A shapeless grin moved across his wolfish face burled with a new beard. “Think about it all the time.”
“You watch yourself out here, son. You’ll make it back to that family of yours.”
Shad Sweete took two steps before the soldier tugged on the sleeve of the buckskin war shirt the scout wore on the chill of evening. Turning, he found the young man holding his hand out.
“Glad to meet you, Mr. Sweete. Man needs a friend out here I suppose.”
He smiled, pine-chip teeth glimmering in the new moonlight splaying silver across the rising tableland stretching to the spine of the continent itself. “I can always use a friend, mister.”
“Name’s Jonah Hook.”
“Let’s go find our bedrolls, Jonah. These bones hollering for rest something fierce.”
“I sleep better out here, Mr. Sweete. Better’n I ever have—if it weren’t for the nightmares about my family.”
“Don’t you let ’em spook you. Don’t mean a thing.”
Shad wished he meant it.
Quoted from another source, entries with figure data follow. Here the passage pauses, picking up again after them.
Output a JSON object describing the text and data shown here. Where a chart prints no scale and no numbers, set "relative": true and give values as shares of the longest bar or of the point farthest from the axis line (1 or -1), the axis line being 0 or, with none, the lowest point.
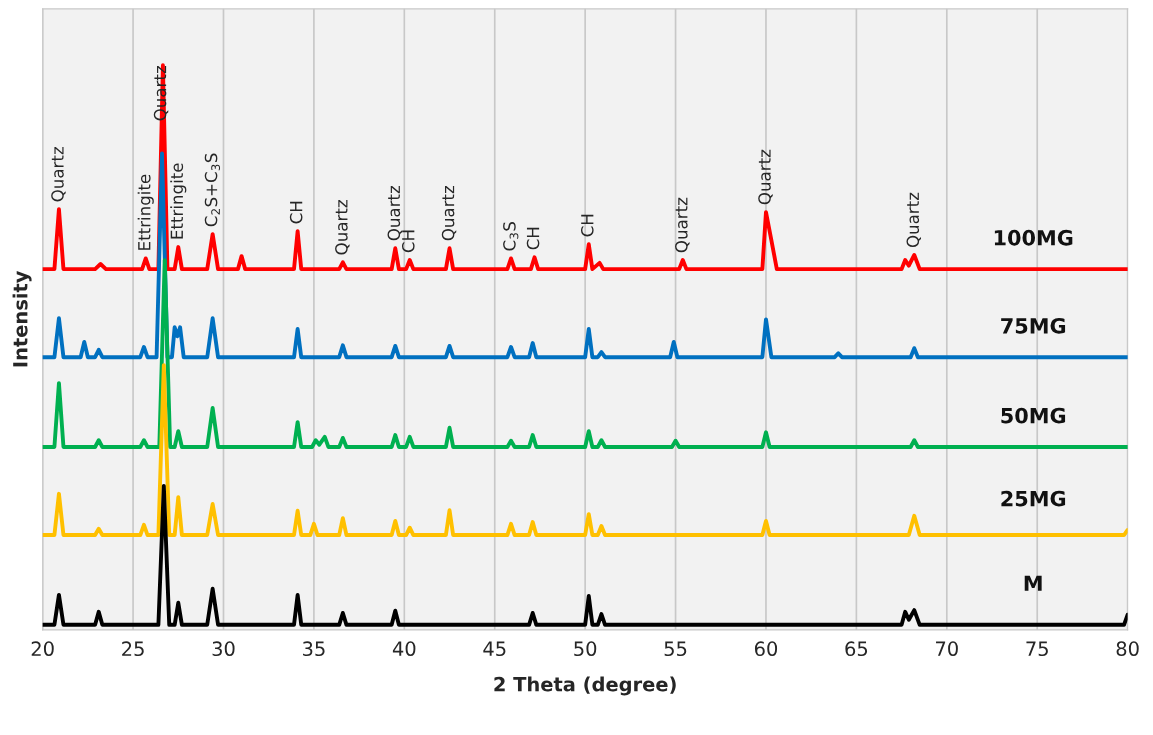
{
  "chart_data": {
    "type": "line",
    "xlabel": "2 Theta (degree)",
    "ylabel": "Intensity",
    "relative": true,
    "grid": "x",
    "xlim": [
      20,
      80
    ],
    "xticks": [
      20,
      25,
      30,
      35,
      40,
      45,
      50,
      55,
      60,
      65,
      70,
      75,
      80
    ],
    "series": [
      {
        "name": "100MG",
        "color": "#ff0000",
        "x": [
          20,
          20.65,
          20.9,
          21.15,
          22.9,
          23.2,
          23.5,
          25.5,
          25.7,
          25.9,
          26.4,
          26.65,
          26.9,
          27.3,
          27.5,
          27.7,
          29.1,
          29.4,
          29.7,
          30.8,
          31.0,
          31.2,
          33.9,
          34.1,
          34.3,
          36.4,
          36.6,
          36.8,
          39.3,
          39.5,
          39.7,
          40.1,
          40.3,
          40.5,
          42.3,
          42.5,
          42.7,
          45.7,
          45.9,
          46.1,
          47.0,
          47.2,
          47.4,
          50.0,
          50.2,
          50.4,
          50.8,
          51.0,
          55.2,
          55.4,
          55.6,
          59.8,
          60.0,
          60.3,
          60.6,
          67.5,
          67.7,
          67.9,
          68.2,
          68.5,
          80
        ],
        "values": [
          0.639,
          0.639,
          0.745,
          0.639,
          0.639,
          0.648,
          0.639,
          0.639,
          0.658,
          0.639,
          0.639,
          1.0,
          0.639,
          0.639,
          0.678,
          0.639,
          0.639,
          0.701,
          0.639,
          0.639,
          0.662,
          0.639,
          0.639,
          0.706,
          0.639,
          0.639,
          0.651,
          0.639,
          0.639,
          0.676,
          0.639,
          0.639,
          0.655,
          0.639,
          0.639,
          0.676,
          0.639,
          0.639,
          0.658,
          0.639,
          0.639,
          0.66,
          0.639,
          0.639,
          0.683,
          0.639,
          0.65,
          0.639,
          0.639,
          0.655,
          0.639,
          0.639,
          0.74,
          0.69,
          0.639,
          0.639,
          0.655,
          0.645,
          0.664,
          0.639,
          0.639
        ]
      },
      {
        "name": "75MG",
        "color": "#0070c0",
        "x": [
          20,
          20.65,
          20.9,
          21.15,
          22.1,
          22.3,
          22.5,
          22.9,
          23.1,
          23.3,
          25.4,
          25.6,
          25.8,
          26.3,
          26.6,
          26.9,
          27.15,
          27.3,
          27.45,
          27.6,
          27.8,
          29.1,
          29.4,
          29.7,
          33.9,
          34.1,
          34.3,
          36.4,
          36.6,
          36.8,
          39.3,
          39.5,
          39.7,
          42.3,
          42.5,
          42.7,
          45.7,
          45.9,
          46.1,
          46.9,
          47.1,
          47.3,
          50.0,
          50.2,
          50.4,
          50.7,
          50.9,
          51.1,
          54.7,
          54.9,
          55.1,
          59.8,
          60.0,
          60.3,
          63.8,
          64.0,
          64.2,
          68.0,
          68.2,
          68.4,
          80
        ],
        "values": [
          0.483,
          0.483,
          0.552,
          0.483,
          0.483,
          0.51,
          0.483,
          0.483,
          0.496,
          0.483,
          0.483,
          0.501,
          0.483,
          0.483,
          0.844,
          0.483,
          0.483,
          0.536,
          0.52,
          0.536,
          0.483,
          0.483,
          0.552,
          0.483,
          0.483,
          0.533,
          0.483,
          0.483,
          0.504,
          0.483,
          0.483,
          0.503,
          0.483,
          0.483,
          0.503,
          0.483,
          0.483,
          0.501,
          0.483,
          0.483,
          0.508,
          0.483,
          0.483,
          0.533,
          0.483,
          0.483,
          0.492,
          0.483,
          0.483,
          0.51,
          0.483,
          0.483,
          0.55,
          0.483,
          0.483,
          0.49,
          0.483,
          0.483,
          0.499,
          0.483,
          0.483
        ]
      },
      {
        "name": "50MG",
        "color": "#00b050",
        "x": [
          20,
          20.65,
          20.9,
          21.15,
          22.9,
          23.1,
          23.3,
          25.4,
          25.6,
          25.8,
          26.45,
          26.75,
          27.05,
          27.3,
          27.5,
          27.7,
          29.1,
          29.4,
          29.7,
          33.9,
          34.1,
          34.3,
          34.9,
          35.1,
          35.3,
          35.6,
          35.8,
          36.4,
          36.6,
          36.8,
          39.3,
          39.5,
          39.7,
          40.1,
          40.3,
          40.5,
          42.3,
          42.5,
          42.7,
          45.7,
          45.9,
          46.1,
          46.9,
          47.1,
          47.3,
          50.0,
          50.2,
          50.4,
          50.7,
          50.9,
          51.1,
          54.8,
          55.0,
          55.2,
          59.8,
          60.0,
          60.2,
          68.0,
          68.2,
          68.4,
          80
        ],
        "values": [
          0.324,
          0.324,
          0.437,
          0.324,
          0.324,
          0.336,
          0.324,
          0.324,
          0.336,
          0.324,
          0.324,
          0.655,
          0.324,
          0.324,
          0.352,
          0.324,
          0.324,
          0.393,
          0.324,
          0.324,
          0.368,
          0.324,
          0.324,
          0.336,
          0.328,
          0.342,
          0.324,
          0.324,
          0.34,
          0.324,
          0.324,
          0.345,
          0.324,
          0.324,
          0.342,
          0.324,
          0.324,
          0.358,
          0.324,
          0.324,
          0.335,
          0.324,
          0.324,
          0.345,
          0.324,
          0.324,
          0.352,
          0.324,
          0.324,
          0.336,
          0.324,
          0.324,
          0.335,
          0.324,
          0.324,
          0.35,
          0.324,
          0.324,
          0.336,
          0.324,
          0.324
        ]
      },
      {
        "name": "25MG",
        "color": "#ffc000",
        "x": [
          20,
          20.65,
          20.9,
          21.15,
          22.9,
          23.1,
          23.3,
          25.4,
          25.6,
          25.8,
          26.4,
          26.7,
          27.0,
          27.3,
          27.5,
          27.7,
          29.1,
          29.4,
          29.7,
          33.9,
          34.1,
          34.3,
          34.8,
          35.0,
          35.2,
          36.4,
          36.6,
          36.8,
          39.3,
          39.5,
          39.7,
          40.1,
          40.3,
          40.5,
          42.3,
          42.5,
          42.7,
          45.7,
          45.9,
          46.1,
          46.9,
          47.1,
          47.3,
          50.0,
          50.2,
          50.4,
          50.7,
          50.9,
          51.1,
          59.8,
          60.0,
          60.2,
          67.9,
          68.2,
          68.5,
          79.8,
          80
        ],
        "values": [
          0.168,
          0.168,
          0.241,
          0.168,
          0.168,
          0.179,
          0.168,
          0.168,
          0.186,
          0.168,
          0.168,
          0.469,
          0.168,
          0.168,
          0.235,
          0.168,
          0.168,
          0.223,
          0.168,
          0.168,
          0.211,
          0.168,
          0.168,
          0.188,
          0.168,
          0.168,
          0.198,
          0.168,
          0.168,
          0.193,
          0.168,
          0.168,
          0.181,
          0.168,
          0.168,
          0.212,
          0.168,
          0.168,
          0.188,
          0.168,
          0.168,
          0.191,
          0.168,
          0.168,
          0.205,
          0.168,
          0.168,
          0.184,
          0.168,
          0.168,
          0.193,
          0.168,
          0.168,
          0.202,
          0.168,
          0.168,
          0.177
        ]
      },
      {
        "name": "M",
        "color": "#000000",
        "x": [
          20,
          20.65,
          20.9,
          21.15,
          22.9,
          23.1,
          23.3,
          26.4,
          26.7,
          27.0,
          27.3,
          27.5,
          27.7,
          29.1,
          29.4,
          29.7,
          33.9,
          34.1,
          34.3,
          36.4,
          36.6,
          36.8,
          39.3,
          39.5,
          39.7,
          46.9,
          47.1,
          47.3,
          50.0,
          50.2,
          50.4,
          50.7,
          50.9,
          51.1,
          67.5,
          67.7,
          67.9,
          68.2,
          68.5,
          79.8,
          80
        ],
        "values": [
          0.009,
          0.009,
          0.062,
          0.009,
          0.009,
          0.032,
          0.009,
          0.009,
          0.255,
          0.009,
          0.009,
          0.048,
          0.009,
          0.009,
          0.073,
          0.009,
          0.009,
          0.062,
          0.009,
          0.009,
          0.03,
          0.009,
          0.009,
          0.034,
          0.009,
          0.009,
          0.03,
          0.009,
          0.009,
          0.06,
          0.009,
          0.009,
          0.028,
          0.009,
          0.009,
          0.032,
          0.018,
          0.035,
          0.009,
          0.009,
          0.027
        ]
      }
    ],
    "annotations": [
      {
        "text": "Quartz",
        "x": 20.9,
        "y": 0.745
      },
      {
        "text": "Ettringite",
        "x": 25.7,
        "y": 0.658
      },
      {
        "text": "Quartz",
        "x": 26.65,
        "y": 1.0
      },
      {
        "text": "Ettringite",
        "x": 27.5,
        "y": 0.678
      },
      {
        "text": "C$_{2}$S+C$_{3}$S",
        "x": 29.4,
        "y": 0.701
      },
      {
        "text": "CH",
        "x": 34.1,
        "y": 0.706
      },
      {
        "text": "Quartz",
        "x": 36.6,
        "y": 0.651
      },
      {
        "text": "Quartz",
        "x": 39.5,
        "y": 0.676
      },
      {
        "text": "CH",
        "x": 40.3,
        "y": 0.655
      },
      {
        "text": "Quartz",
        "x": 42.5,
        "y": 0.676
      },
      {
        "text": "C$_{3}$S",
        "x": 45.9,
        "y": 0.658
      },
      {
        "text": "CH",
        "x": 47.2,
        "y": 0.66
      },
      {
        "text": "CH",
        "x": 50.2,
        "y": 0.683
      },
      {
        "text": "Quartz",
        "x": 55.4,
        "y": 0.655
      },
      {
        "text": "Quartz",
        "x": 60.0,
        "y": 0.74
      },
      {
        "text": "Quartz",
        "x": 68.2,
        "y": 0.664
      }
    ]
  }
}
But as he walked down the slope into the soldier camp, the old scout shuddered with the chill in remembrance of his own recurring nightmare—that burned and gutted camp of Black Kettle’s on Sand Creek.
And how damned lucky his own wife and daughter were to escape the butchery of madness unleashed.
“I figure we’re safe enough here,” answered Sergeant Amos Custard of the Eleventh Kansas Cavalry, swinging an arm around their camp. “That scout of yours is a nervous old woman, you want to know what I think.”
Lybe glanced at Shadrach Sweete perched atop his Morgan mare. “When you left Sweetwater Station ahead of us this morning, I was hoping you’d get more ground under you before you stopped for the night.”
“You take care of your own galvanized Johnnies, Captain,” Custard replied. “We’re going home, and we’ll mosey if we wanna.”
Jonah Hook pulled his head back from the cool water of the spring where the rest of Lybe’s small detail had been guzzling, in time to watch the old scout nudge his mare forward until he stood above the sergeant.
“The Sioux been hitting this line regular, Sergeant. But I ain’t telling you anything you don’t already know.”
“That’s right,” Custard said. “If you’re so damned nervous, go on and take the rest of these Confederates with you to Platte Bridge.”
“The farther we come since this morning,” Lybe explained, “the more I feel like I want to make a night march of it into the stockade at Platte Bridge.”
Custard gazed at Sweete a moment more. Then he turned to Lybe. “He suggest you make a night march of it?”
“He did. And I agree. Something’s up, Sergeant.”
“You put in your time out here—like I have, Captain—you won’t be so damned nervous about every shadow or flap of an owl’s wing. And you won’t be so ready to take the word of a squaw-man scout either.”
Hook watched Shad Sweete gently rein his mare away.
“Let’s be going, Captain,” said the scout.
“See you at the station tomorrow, Sergeant Custard.” Lybe put heels to his horse and brought it around. “Let’s mount up and move out, men!”